There are two shining examples of what Jack Nicklaus can accomplish as an architect, as well as one he created in joint with Pete Dye.  Muirfield in central Ohio and Valhalla in Kentucky are FANTASTIC…when set up correctly.  As last year showed us, there’s a fine line between fair and stupid.  Muirfield’s setup for the Memorial crossed over to stupid, as no course with greens like that should have 6-8″ rough, and the result was a boring, survival-fest that had few memroable moments down the stretch.  Contrast that with Valhalla’s setup for the Ryder Cup, which was extremely fair, and led to the most exciting weekend of golf of the season.

Harbor Town in South Carolina, the course he co-designed with Pete Dye, is another gem.  It’s hard to setup Harbor Town poorly, but the design is classic.  These are the crown jewels of the Nicklaus Empire.

Valhalla and Muirfield, while fantastic, epitomize Jack’s design concept, a concept he hammers in in pretty much every other significant course he built.  There are three major design features that are guaranteed to be found in a Nicklaus course…outrageously undulating greens, holes that setup for a fade and carries over water or waste areas.  You won’t just see these once, you’ll see them over and over and over again.

Take last week’s event at Dove Mountain for example.  What was the one complaint you heard from the pros?  The greens were stupid.  Typical Jack.  I mean, it’s not like Dove Mountain is a bad course, or any of his designs are, as they’re usually the most well conditioned courses you’ll find.  But when EVERY course is a carbon copy with different geographic features, it really loses it’s sheen.  Why even bother with cute names at this point?  Just call these courses what they are…Dove Mountain is Muirfield Arizona.  Valhalla is Muirfield Kentucky.  They’re all the same damn thing.

And what bugs me even more is the fact that Muirfield, basically is Augusta National Ohio.
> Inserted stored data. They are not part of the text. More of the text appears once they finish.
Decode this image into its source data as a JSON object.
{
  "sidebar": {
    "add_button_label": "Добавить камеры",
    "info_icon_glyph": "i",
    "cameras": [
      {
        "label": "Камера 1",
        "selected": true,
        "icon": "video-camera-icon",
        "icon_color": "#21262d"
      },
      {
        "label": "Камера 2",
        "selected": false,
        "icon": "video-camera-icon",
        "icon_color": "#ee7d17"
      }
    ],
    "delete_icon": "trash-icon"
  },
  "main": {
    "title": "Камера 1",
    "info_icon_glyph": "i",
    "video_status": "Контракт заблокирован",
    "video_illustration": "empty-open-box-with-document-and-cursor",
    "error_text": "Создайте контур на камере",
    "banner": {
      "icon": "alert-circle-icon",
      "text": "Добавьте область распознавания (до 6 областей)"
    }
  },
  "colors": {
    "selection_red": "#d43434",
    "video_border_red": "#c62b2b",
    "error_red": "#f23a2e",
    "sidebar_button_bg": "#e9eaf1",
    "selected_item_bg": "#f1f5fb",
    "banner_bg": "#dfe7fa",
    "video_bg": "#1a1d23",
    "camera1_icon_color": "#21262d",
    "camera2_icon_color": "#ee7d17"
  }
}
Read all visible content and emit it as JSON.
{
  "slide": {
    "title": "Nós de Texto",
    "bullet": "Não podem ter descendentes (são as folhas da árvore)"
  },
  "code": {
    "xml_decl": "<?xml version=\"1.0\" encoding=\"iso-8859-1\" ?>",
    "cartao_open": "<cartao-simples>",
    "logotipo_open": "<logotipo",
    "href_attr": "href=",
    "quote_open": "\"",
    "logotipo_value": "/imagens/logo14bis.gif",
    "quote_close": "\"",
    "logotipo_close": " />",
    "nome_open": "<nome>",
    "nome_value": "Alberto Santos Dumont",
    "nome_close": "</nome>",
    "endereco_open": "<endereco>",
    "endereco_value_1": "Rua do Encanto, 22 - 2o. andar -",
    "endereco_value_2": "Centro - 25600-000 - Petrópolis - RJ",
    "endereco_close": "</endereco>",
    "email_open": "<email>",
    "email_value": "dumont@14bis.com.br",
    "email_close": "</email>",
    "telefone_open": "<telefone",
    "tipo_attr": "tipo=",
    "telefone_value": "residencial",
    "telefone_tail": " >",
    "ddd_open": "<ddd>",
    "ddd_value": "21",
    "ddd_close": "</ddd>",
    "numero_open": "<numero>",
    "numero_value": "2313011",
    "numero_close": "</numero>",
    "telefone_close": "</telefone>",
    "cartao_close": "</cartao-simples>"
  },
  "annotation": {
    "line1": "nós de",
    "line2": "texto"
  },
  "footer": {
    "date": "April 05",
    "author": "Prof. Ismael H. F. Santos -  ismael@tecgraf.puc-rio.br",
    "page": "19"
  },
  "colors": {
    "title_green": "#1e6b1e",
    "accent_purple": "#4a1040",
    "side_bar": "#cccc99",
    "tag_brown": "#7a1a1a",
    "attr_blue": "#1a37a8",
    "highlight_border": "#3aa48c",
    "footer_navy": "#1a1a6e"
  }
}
Yes, we get it Jack, you loved Augusta.  And we don’t blame you for it…it’s arguably the cathedral of golf that has a timeless design and features that combine every great characteristic of the various styles of golf courses from around the world.  It’s beautiful.  It’s full of quirks and intracacies that, no matter how many times you play it, will eventually rear their heads.  But these aren’t just design tricks, they’re part of the course and part of what makes Augusta a truly special place.

Take the greens for example.  Augusta is about as hilly of a course as you’ll find in the Southeast, and many of the greens are set right on these hills, giving the greens their characteristic slope and leading to the rollercoaster putts and feeding approach shots that keeps bringing us back every April.  But that’s the thing…it’s NATURAL.

Now lets look at Dove Mountain…the greens were heavily undulating and slopey, but the rest of the course wasn’t.  The greens seemed like they were made like that on purpose, and it killed the flow of the course.  The greens felt contrived, like some sort of experiment, some sort of obstacle to protect par.  And it’s not just Dove Mountain that felt this.

Setup for a golf course is almost as important as how the holes are laid out.  A well setup course will allow for a variety of options in course strategy and will fairly penalize you for a poor shot.  For a great example of what I’m talking about, take a look at the last two US Opens where being in the rough wasn’t necessarily bad because it was graduated.  Then look at last year’s Memorial, with the 8″ rough, where if you JUST rolled off the fairway, you’d have as bad of a lie as you would if you hooked it 30 yards left.  Add that to the overly fast greens and the riveted bunkers and you have a course that’s simply impossible.

Jack was one of the most talented golfers ever, and it’s understandable that he’ll tend to lean towards the penal side of course setup, but he should also know that there’s something to be said for being fair.  Augusta was always fair and put the pressure on the player to score well rather than simply get by, so if he’s stealing everything from the Green Jackets to begin with, why not setup as well?

So what prompted this little schpiel?  Well, when you’re watching the Honda Classic and you see the ridiculousness that is the Nicklaus designed, Bear Trap (holes 15, 16, and 17) you’ll see where I’m coming from.  When golf is struggling for viewers, you want a venue that will allow the player’s talent to emerge against each other.  Seeing a 10 yard x 10 yard green surrounded by water that requires you to softly land a long iron isn’t fun, but then again, Jack doesn’t care.

Jack was the best golfer ever, it’s just a shame that talent couldn’t carry over into his post-golf career.  Sometimes the best musicians are the worst teachers, and I guess that’s true in golf as well.